Trois civils ont été tués samedi par les forces armées en Syrie et des dizaines d’autres arrêtés, alors que les médias officiels ont évité de commenter la mort de l’ancien dirigeant libyen Mouammar Kadhafi.
Les militants pro-démocratie se sont en revanche félicités du sort du dirigeant déchu capturé et tué jeudi après huit mois d’insurrection en Libye. Ils ont appelé à de nouvelles manifestations dimanche dans tout le pays sous le slogan « C’est ton tour », en référence au président syrien Bachar al-Assad.
Parallèlement, l’Iran a durci le ton à l’égard de son allié syrien en « condamnant » pour la première fois « les morts et les massacres » dus à la répression en Syrie, qui a fait, selon l’ONU, plus de 3.000 morts depuis le début mi-mars du mouvement de contestation.
« Nous condamnons les morts et les massacres en Syrie, que les victimes appartiennent aux forces de sécurité, à l’opposition ou à la population », a déclaré président iranien Mahmoud Ahmadinejad à la chaîne américaine CNN.
Ces propos interviennent alors que la Turquie, autre ancien allié de Bachar al-Assad, a coupé les ponts avec les autorités syriennes et insiste pour que Téhéran infléchisse son soutien au régime de Damas.

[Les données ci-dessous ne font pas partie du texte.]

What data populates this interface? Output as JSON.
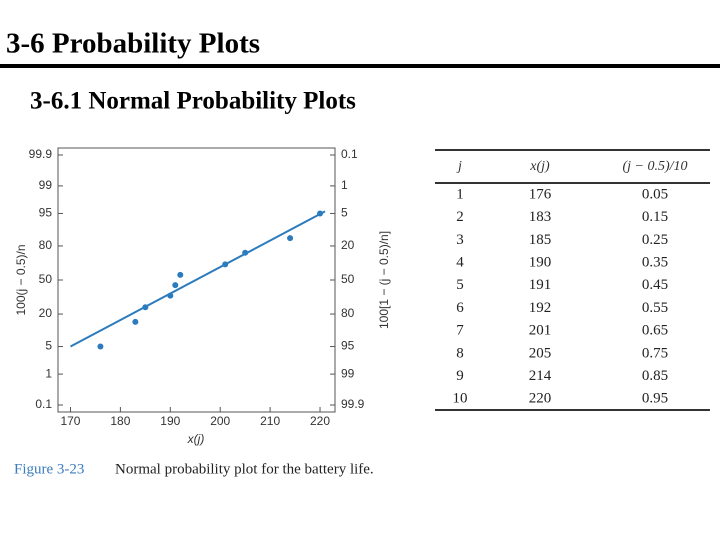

Sur le terrain, les violences n’ont pas cessé. « Un homme a été tué ce matin à l’aube dans le village de Maar Horma, dans la région d’Idleb (nord-ouest), dans des affrontements entre l’armée syrienne et des hommes armés, probablement des déserteurs », a rapporté l’Observatoire syrien des droits de l’Homme (OSDH), basé au Royaume-Uni.
Et deux civils ont péri à Homs, haut lieu de la contestation à 160 km au nord de Damas, l’un lors de perquisitions et l’autre sous le feu d’un tireur embusqué.
Dans le même temps, « près de 5.000 membres des forces armées syriennes et de sécurité ont pris d’assaut à l’aube les localités de Zamalka, Hamourié, Kafar Batna, Saqba, Erbine et Harasta, à la périphérie de Damas, arrêtant des dizaines d’habitants », a indiqué l’OSDH.
Vendredi, au moins 19 civils avaient été tués par les forces de sécurité dans le pays, dont 15 à Homs, selon des militants.
Malgré la répression, les manifestants sont descendus par milliers vendredi dans les rues dans de nombreuses villes pour appeler à la chute du régime de M. Assad et crier leurs « félicitations » au peuple libyen après la mort de Mouammar Kadhafi.
« Il semble que la mort de Kadhafi vienne clore un chapitre. Si la situation se stabilise en Libye, la pression sera extrêmement forte sur Bachar al-Assad », a commenté à l’AFP Jean-Yves Moisseron, chercheur à l’Institut de recherche pour le développement.